One minute Kinky’s finishing his third Guinness at the Corner Bistro with Mike McGovern, the journalist who helped him wrap up Meanwhile, Back at the Ranch (2002); the next, he’s on his way to the hospital with what Dr. Q. Tip Skinnipipi describes as a serious case of malaria. The doc orders the Kinkster to keep close to his bed for six weeks, watched over by his raffish Vandam Street Irregulars—sometime partner Steve Rambam, old pal Ratso Sloman, photographer Mick Brennan, visiting Australian Piers Akerman, and McGovern, who’s growing selectively and irritatingly deaf—but he can’t suppress his unerring eye for detail or his keen analytical sense or his habit of talking to his cat.

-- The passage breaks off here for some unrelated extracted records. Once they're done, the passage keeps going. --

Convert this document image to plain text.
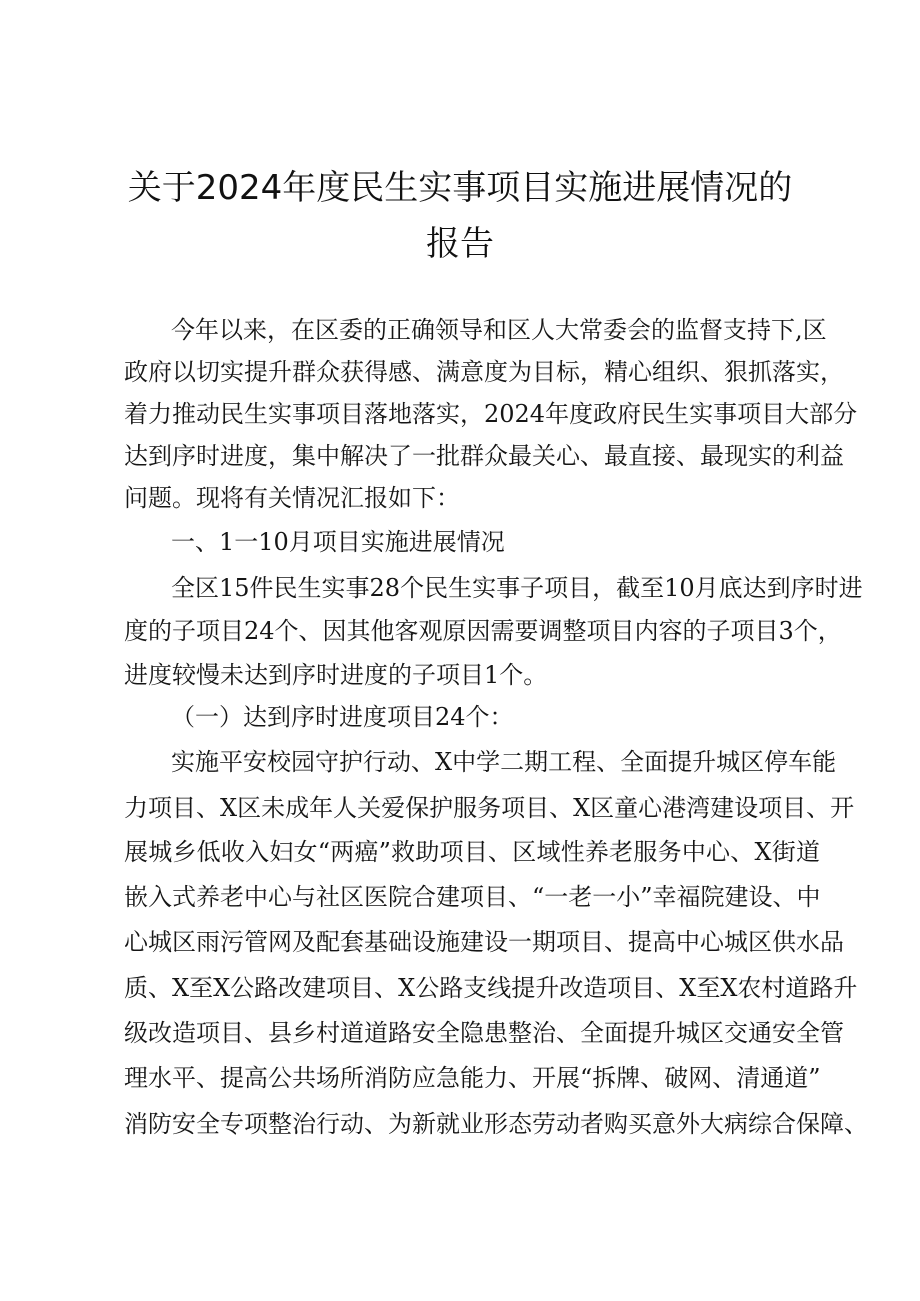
关于2024年度民生实事项目实施进展情况的
报告
今年以来，在区委的正确领导和区人大常委会的监督支持下,区
政府以切实提升群众获得感、满意度为目标，精心组织、狠抓落实，
着力推动民生实事项目落地落实，2024年度政府民生实事项目大部分
达到序时进度，集中解决了一批群众最关心、最直接、最现实的利益
问题。现将有关情况汇报如下：
一、1一10月项目实施进展情况
全区15件民生实事28个民生实事子项目，截至10月底达到序时进
度的子项目24个、因其他客观原因需要调整项目内容的子项目3个，
进度较慢未达到序时进度的子项目1个。
（一）达到序时进度项目24个：
实施平安校园守护行动、X中学二期工程、全面提升城区停车能
力项目、X区未成年人关爱保护服务项目、X区童心港湾建设项目、开
展城乡低收入妇女“两癌”救助项目、区域性养老服务中心、X街道
嵌入式养老中心与社区医院合建项目、“一老一小”幸福院建设、中
心城区雨污管网及配套基础设施建设一期项目、提高中心城区供水品
质、X至X公路改建项目、X公路支线提升改造项目、X至X农村道路升
级改造项目、县乡村道道路安全隐患整治、全面提升城区交通安全管
理水平、提高公共场所消防应急能力、开展“拆牌、破网、清通道”
消防安全专项整治行动、为新就业形态劳动者购买意外大病综合保障、
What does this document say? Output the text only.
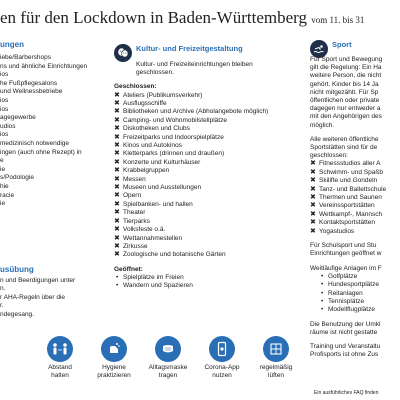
en für den Lockdown in Baden-Württemberg vom 11. bis 31
ungen
iebe/Barbershops
ns und ähnliche Einrichtungen
ios
he Fußpflegesalons
und Wellnessbetriebe
ios
ios
agegewerbe
udios
ios
medizinisch notwendige
ingen (auch ohne Rezept) in
e
ie
s/Podologie
hie
racie
ie
usübung
n und Beerdigungen unter
n.
r AHA-Regeln über die
r.
ndegesang.
Kultur- und Freizeitgestaltung
Kultur- und Freizeiteinrichtungen bleiben geschlossen.
Geschlossen:
✖ Ateliers (Publikumsverkehr)
✖ Ausflugsschiffe
✖ Bibliotheken und Archive (Abholangebote möglich)
✖ Camping- und Wohnmobilstellplätze
✖ Diskotheken und Clubs
✖ Freizeitparks und Indoorspielplätze
✖ Kinos und Autokinos
✖ Kletterparks (drinnen und draußen)
✖ Konzerte und Kulturhäuser
✖ Krabbelgruppen
✖ Messen
✖ Museen und Ausstellungen
✖ Opern
✖ Spielbanken- und hallen
✖ Theater
✖ Tierparks
✖ Volksfeste o.ä.
✖ Wettannahmestellen
✖ Zirkusse
✖ Zoologische und botanische Gärten
Geöffnet:
• Spielplätze im Freien
• Wandern und Spazieren
Sport
Für Sport und Bewegung
gilt die Regelung: Ein Ha
weitere Person, die nicht
gehört. Kinder bis 14 Ja
nicht mitgezählt. Für Sp
öffentlichen oder private
dagegen nur entweder a
mit den Angehörigen des
möglich.
Alle weiteren öffentliche
Sportstätten sind für de
geschlossen:
✖ Fitnessstudios aller A
✖ Schwimm- und Spaßb
✖ Skilifte und Gondeln
✖ Tanz- und Ballettschule
✖ Thermen und Saunen
✖ Vereinssportstätten
✖ Wettkampf-, Mannsch
✖ Kontaktsportstätten
✖ Yogastudios
Für Schulsport und Stu
Einrichtungen geöffnet w
Weitläufige Anlagen im F
• Golfplätze
• Hundesportplätze
• Reitanlagen
• Tennisplätze
• Modellflugplätze
Die Benutzung der Umkl
räume ist nicht gestatte
Training und Veranstaltu
Profisports ist ohne Zus
Abstand
halten
Hygiene
praktizieren
Alltagsmaske
tragen
Corona-App
nutzen
regelmäßig
lüften
Ein ausführliches FAQ finden
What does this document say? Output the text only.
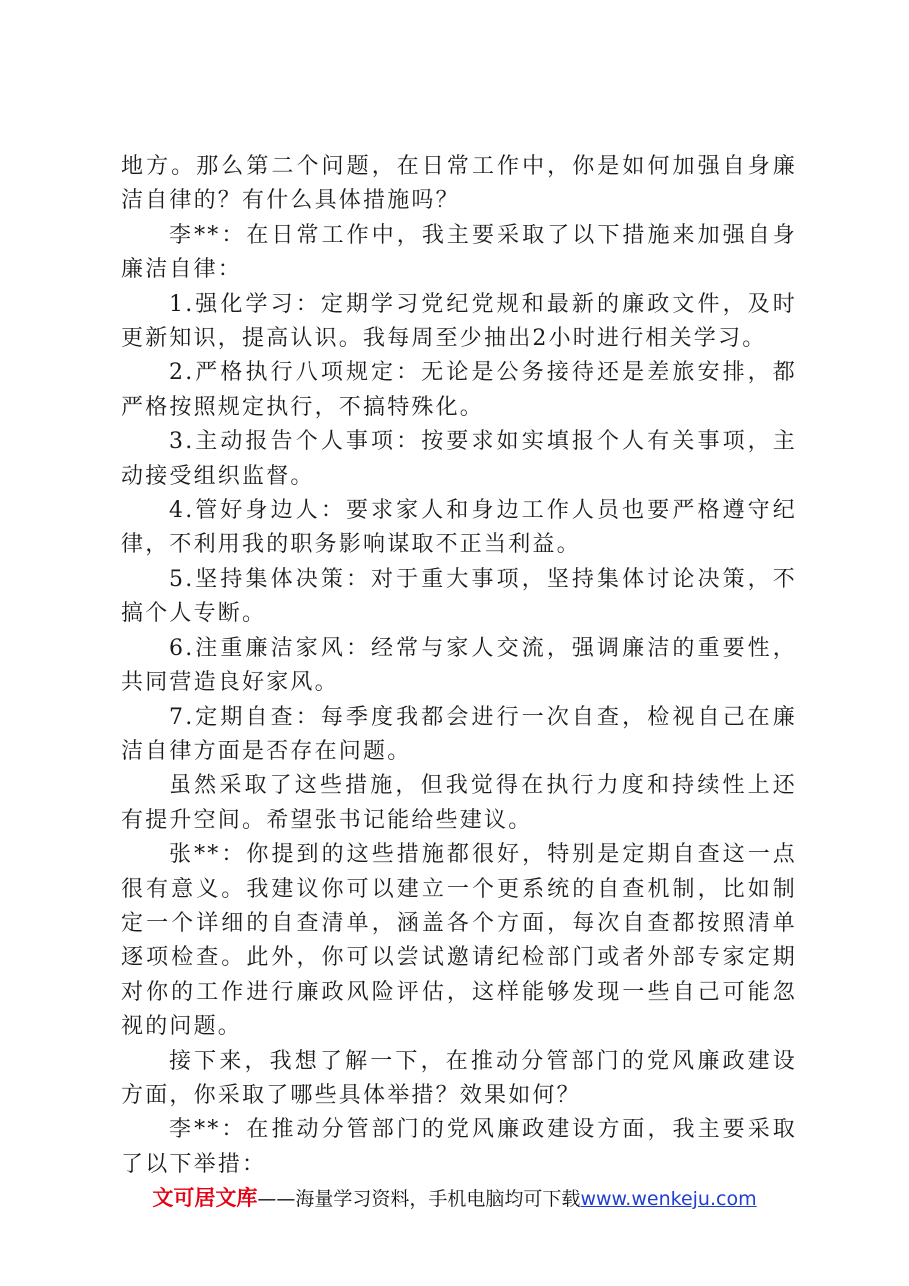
地方。那么第二个问题，在日常工作中，你是如何加强自身廉洁自律的？有什么具体措施吗？

李**：在日常工作中，我主要采取了以下措施来加强自身廉洁自律：

1.强化学习：定期学习党纪党规和最新的廉政文件，及时更新知识，提高认识。我每周至少抽出2小时进行相关学习。

2.严格执行八项规定：无论是公务接待还是差旅安排，都严格按照规定执行，不搞特殊化。

3.主动报告个人事项：按要求如实填报个人有关事项，主动接受组织监督。

4.管好身边人：要求家人和身边工作人员也要严格遵守纪律，不利用我的职务影响谋取不正当利益。

5.坚持集体决策：对于重大事项，坚持集体讨论决策，不搞个人专断。

6.注重廉洁家风：经常与家人交流，强调廉洁的重要性，共同营造良好家风。

7.定期自查：每季度我都会进行一次自查，检视自己在廉洁自律方面是否存在问题。

虽然采取了这些措施，但我觉得在执行力度和持续性上还有提升空间。希望张书记能给些建议。

张**：你提到的这些措施都很好，特别是定期自查这一点很有意义。我建议你可以建立一个更系统的自查机制，比如制定一个详细的自查清单，涵盖各个方面，每次自查都按照清单逐项检查。此外，你可以尝试邀请纪检部门或者外部专家定期对你的工作进行廉政风险评估，这样能够发现一些自己可能忽视的问题。

接下来，我想了解一下，在推动分管部门的党风廉政建设方面，你采取了哪些具体举措？效果如何？

李**：在推动分管部门的党风廉政建设方面，我主要采取了以下举措：

文可居文库——海量学习资料，手机电脑均可下载www.wenkeju.com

So when Kinky sees a man assaulting a woman across the street at 198, he soon persuades both the Irregulars and New York’s finest that the tableau was nothing but a malarial imagining, especially since there’s no trace of the man’s or woman’s existence, and 198 Vandam has no third-floor apartment.
Not only is there less mystery than in any of Kinky’s first 15 cases—no mean feat—but the solution explains nothing, not even how Kinky came down with a malady that simply extends his trademark non sequiturs to chapter length.